As previous answers stated, you should indeed try to do multiple requests because tf-serving needs some overhead the first time(s). You can prevent this by using a warm-up script.
To add some extra options:
from tf-serving v1.8 you can also use a http rest API service. Then you can call the service that you have created on your GKE from a google compute engine to reduce the connection lag. In my case it had a big speed-up because my local connection was mediocre at best. Next to http rest api being more workable to debug, you can also send much bigger requests. The grpc limit seems to be 1.5 mb while the http one is a lot higher.
Are you sending b64 encoded images? Sending the images themselves is a lot slower than sending b64 encoded strings. The way I handled this is sending b64 encoded strings from the images and create some extra layers in front of my network that transform the string to jpeg images again and then process them through the model.

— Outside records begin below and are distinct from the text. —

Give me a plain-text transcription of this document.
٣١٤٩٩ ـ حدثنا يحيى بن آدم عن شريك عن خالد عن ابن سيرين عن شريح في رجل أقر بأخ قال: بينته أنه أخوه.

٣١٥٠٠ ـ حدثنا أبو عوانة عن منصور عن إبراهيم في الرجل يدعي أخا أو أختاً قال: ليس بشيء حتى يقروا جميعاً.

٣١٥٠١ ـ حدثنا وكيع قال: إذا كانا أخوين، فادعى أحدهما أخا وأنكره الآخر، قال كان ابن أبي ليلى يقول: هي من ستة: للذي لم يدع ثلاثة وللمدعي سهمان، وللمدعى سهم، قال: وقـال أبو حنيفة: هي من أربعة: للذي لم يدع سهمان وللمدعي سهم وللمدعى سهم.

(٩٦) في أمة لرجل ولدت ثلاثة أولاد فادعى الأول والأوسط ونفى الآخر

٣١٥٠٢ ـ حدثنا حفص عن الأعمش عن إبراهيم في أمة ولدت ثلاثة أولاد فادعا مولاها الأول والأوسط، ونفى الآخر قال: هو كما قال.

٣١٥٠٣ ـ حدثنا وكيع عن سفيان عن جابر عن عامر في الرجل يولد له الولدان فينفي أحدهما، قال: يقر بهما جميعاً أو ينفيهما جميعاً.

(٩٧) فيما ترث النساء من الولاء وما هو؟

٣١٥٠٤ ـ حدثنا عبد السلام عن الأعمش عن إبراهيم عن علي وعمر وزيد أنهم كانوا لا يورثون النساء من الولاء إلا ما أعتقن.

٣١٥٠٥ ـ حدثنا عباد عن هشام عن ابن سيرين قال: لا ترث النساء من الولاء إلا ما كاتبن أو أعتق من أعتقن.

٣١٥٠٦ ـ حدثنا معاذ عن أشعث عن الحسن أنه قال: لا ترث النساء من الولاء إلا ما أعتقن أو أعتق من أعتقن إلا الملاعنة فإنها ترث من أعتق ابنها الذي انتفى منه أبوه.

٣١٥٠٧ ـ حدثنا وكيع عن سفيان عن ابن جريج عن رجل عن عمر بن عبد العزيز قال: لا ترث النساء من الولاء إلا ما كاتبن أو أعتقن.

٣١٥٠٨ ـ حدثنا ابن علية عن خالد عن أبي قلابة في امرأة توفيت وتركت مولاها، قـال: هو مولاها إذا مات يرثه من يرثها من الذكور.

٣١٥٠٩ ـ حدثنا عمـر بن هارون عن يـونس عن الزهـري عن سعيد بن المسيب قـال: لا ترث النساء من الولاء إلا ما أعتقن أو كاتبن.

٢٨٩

Some code to help you on your way:
from keras.applications.inception_v3 import InceptionV3, preprocess_input
from keras.models import Model
import numpy as np
import cv2
import tensorflow as tf
from keras.layers import Input, Lambda
from keras import backend as K
base_model = InceptionV3(
weights='imagenet',
include_top=True)
model = Model(
inputs=base_model.input,
outputs=base_model.get_layer('avg_pool').output)
def prepare_image(image_str_tensor):
#image = tf.squeeze(tf.cast(image_str_tensor, tf.string), axis=[0])
image_str_tensor = tf.cast(image_str_tensor, tf.string)
image = tf.image.decode_jpeg(image_str_tensor,
channels=3)
#image = tf.divide(image, 255)
#image = tf.expand_dims(image, 0)
image = tf.image.convert_image_dtype(image, tf.float32)
return image
def prepare_image_batch(image_str_tensor):
return tf.map_fn(prepare_image, image_str_tensor, dtype=tf.float32)
# IF BYTE STR
model.layers.pop(0)
print(model.layers[0])
input_img = Input(dtype= tf.string,
name ='string_input',
shape = ()
)
outputs = Lambda(prepare_image_batch)(input_img)
outputs = model(outputs)
inception_model = Model(input_img, outputs)
inception_model.compile(optimizer = "sgd", loss='categorical_crossentropy')
weights = inception_model.get_weights()
Next to that, I would say use a bigger gpu. I have basic yolo (keras implementation) now running on a P100 with about 0.4s latency when called from a compute engine. We noticed that the darknet implementation (in c++) is a lot faster than the keras implementation tho.